Le navigateur Tor dissimule votre identité et votre activité en ligne vous permettant de faire des recherches anonymes sur Internet, ouvrant la porte à un monde ombragé de cybermarchés, où tout ce que vous pouvez imaginer peut être acheté et vendu en cachette.

Avec l’aide de la société anti-piratage « KnowBe4 » basée à Clearwater, ABC Action News a trouvé un site darknet vendant l’accès aux comptes bancaires des personnes.

Un cyber-expert de KnowBe4 raconte à ABC Action News qu’une seule étape suffit à quelqu’un pour encaisser et arracher une victime innocente sur le darknet.

« Un pas, tout est là pour le prendre… tout y est », a déclaré le cyber-expert, qui nous a demandé de ne pas le nommer car son travail l’oblige à rester aussi anonyme que possible.

ABC Action News a trouvé un autre site vendant l’accès aux noms d’utilisateur et mots de passe personnels des employés, associés à Tampa General Hospital, USF, Université de Tampa, The Tampa Bay Buccaneers, The Rays, Hillsborough County Schools et plus encore.

Tout est publié sur un site Web qui n’est pas un site Darknet, mais les informations qu’il contient sont issues de brèches importantes sur des sites de consommation, notamment LinkedIn, Adobe et Dropbox, où les utilisateurs utilisent leur domaine de messagerie professionnel pour se connecter.

Et s’ils utilisent le même mot de passe d’email de travail… c’est un problème.

« Le problème est que toutes les données sont stockées quelque part… et il a la capacité d’être compris », explique Tony Martinez avec CyberSequr.

Mais ce qui nous a surpris, c’est jusqu’où vont ces atteintes.
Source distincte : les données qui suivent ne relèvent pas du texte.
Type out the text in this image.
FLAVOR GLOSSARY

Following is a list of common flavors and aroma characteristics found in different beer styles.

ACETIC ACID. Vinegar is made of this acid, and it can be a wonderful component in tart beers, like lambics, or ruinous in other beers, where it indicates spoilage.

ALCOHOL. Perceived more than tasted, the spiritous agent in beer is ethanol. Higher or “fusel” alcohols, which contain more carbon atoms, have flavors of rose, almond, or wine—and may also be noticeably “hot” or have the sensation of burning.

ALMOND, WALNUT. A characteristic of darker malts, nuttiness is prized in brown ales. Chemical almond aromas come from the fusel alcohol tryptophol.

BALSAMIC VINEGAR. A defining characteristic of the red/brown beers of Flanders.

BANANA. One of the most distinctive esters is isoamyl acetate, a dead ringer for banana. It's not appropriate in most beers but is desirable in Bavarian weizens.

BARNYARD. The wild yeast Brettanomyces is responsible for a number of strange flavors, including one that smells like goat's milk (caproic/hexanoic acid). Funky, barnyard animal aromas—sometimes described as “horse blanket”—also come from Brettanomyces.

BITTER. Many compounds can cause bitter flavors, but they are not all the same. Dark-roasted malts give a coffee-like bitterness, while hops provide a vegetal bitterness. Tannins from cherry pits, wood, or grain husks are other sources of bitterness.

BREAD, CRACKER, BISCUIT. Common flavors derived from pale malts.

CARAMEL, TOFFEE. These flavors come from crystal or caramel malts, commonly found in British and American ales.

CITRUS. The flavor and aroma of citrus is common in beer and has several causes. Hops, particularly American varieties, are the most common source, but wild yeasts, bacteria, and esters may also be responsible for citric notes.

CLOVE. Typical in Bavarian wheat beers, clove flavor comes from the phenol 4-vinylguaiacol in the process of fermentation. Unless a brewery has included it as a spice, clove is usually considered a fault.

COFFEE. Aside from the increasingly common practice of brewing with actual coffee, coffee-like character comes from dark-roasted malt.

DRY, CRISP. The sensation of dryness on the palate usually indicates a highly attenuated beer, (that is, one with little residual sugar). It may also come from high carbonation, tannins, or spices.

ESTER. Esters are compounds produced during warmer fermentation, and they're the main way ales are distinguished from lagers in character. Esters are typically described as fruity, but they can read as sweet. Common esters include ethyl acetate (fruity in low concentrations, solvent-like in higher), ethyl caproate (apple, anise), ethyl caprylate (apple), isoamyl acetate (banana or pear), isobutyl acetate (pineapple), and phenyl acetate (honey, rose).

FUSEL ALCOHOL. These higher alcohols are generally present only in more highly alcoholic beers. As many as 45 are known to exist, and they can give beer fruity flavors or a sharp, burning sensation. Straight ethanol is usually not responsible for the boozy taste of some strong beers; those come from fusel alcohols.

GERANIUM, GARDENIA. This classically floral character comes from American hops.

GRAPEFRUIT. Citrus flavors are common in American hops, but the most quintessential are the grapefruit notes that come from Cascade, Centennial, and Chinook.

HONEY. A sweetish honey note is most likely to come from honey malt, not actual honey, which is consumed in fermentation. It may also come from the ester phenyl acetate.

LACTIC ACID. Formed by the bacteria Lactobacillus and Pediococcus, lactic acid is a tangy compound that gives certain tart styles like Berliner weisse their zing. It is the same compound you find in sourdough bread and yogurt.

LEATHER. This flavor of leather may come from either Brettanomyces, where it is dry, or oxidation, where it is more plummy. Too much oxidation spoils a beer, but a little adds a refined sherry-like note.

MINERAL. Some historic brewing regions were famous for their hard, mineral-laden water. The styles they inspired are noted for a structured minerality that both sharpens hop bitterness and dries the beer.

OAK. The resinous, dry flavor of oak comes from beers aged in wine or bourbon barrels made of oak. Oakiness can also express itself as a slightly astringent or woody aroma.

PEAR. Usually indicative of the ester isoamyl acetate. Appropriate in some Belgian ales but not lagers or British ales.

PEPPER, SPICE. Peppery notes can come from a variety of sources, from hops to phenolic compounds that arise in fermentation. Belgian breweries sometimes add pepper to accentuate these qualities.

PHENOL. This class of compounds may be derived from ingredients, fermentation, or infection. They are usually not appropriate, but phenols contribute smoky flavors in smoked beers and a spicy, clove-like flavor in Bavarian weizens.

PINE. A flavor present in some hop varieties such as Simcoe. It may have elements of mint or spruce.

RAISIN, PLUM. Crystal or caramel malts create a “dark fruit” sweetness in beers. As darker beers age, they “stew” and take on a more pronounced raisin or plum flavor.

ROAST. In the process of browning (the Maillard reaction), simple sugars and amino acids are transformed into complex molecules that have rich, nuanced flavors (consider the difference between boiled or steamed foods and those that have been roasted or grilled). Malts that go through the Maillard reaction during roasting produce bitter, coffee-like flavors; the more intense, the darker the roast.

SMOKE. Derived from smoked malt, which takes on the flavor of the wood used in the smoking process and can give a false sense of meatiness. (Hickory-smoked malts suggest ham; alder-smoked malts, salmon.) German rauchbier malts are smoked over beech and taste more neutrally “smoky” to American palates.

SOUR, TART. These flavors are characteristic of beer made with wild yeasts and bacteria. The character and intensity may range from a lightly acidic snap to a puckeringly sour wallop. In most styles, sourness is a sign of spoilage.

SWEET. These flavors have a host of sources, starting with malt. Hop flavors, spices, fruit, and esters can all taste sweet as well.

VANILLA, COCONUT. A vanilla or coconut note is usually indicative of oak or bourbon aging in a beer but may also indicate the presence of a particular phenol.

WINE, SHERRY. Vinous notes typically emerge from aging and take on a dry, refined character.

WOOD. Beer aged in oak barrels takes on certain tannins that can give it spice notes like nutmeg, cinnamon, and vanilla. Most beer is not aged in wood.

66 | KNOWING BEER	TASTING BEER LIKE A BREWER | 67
Nous avons trouvé des informations prétendant être des mots de passe personnels pour les employés du FBI, de la CIA, de Centcom et même de la Maison Blanche.

Nous avons alerté toutes les organisations et nous leur avons transmis tout ce que nous avons trouvé. Ceux qui ont répondu nous ont dit que les mots de passe n’étaient plus valables.

Cependant, notre expert dit que cela n’a pas d’importance parce que les pirates informatiques peuvent utiliser d’anciens mots de passe grâce à un programme automatisé pour voir s’ils sont actifs ailleurs.
Et puis ils peuvent utiliser cette information pour lancer des attaques de piratage.

Le site qui vend l’information opère à partir des îles Seychelles au large de la côte de l’Afrique.
Nous ne nommons pas le site, mais nous les avons contactés et leur avons demandé pourquoi ils publient des mots de passe personnels.

Ils disent que l’information est publique parce qu’elle a déjà été piratée et qu’on leur fait un don anonyme.
Ils prétendent fournir l’information afin que les gens puissent voir si leurs informations ont été piratées et fuites.

Nous avons testé notre propre domaine de messagerie ici chez ABC Action News et trouvé au moins deux employés avec leurs mots de passe personnels actuels et actifs exposés et vendus sur ce site.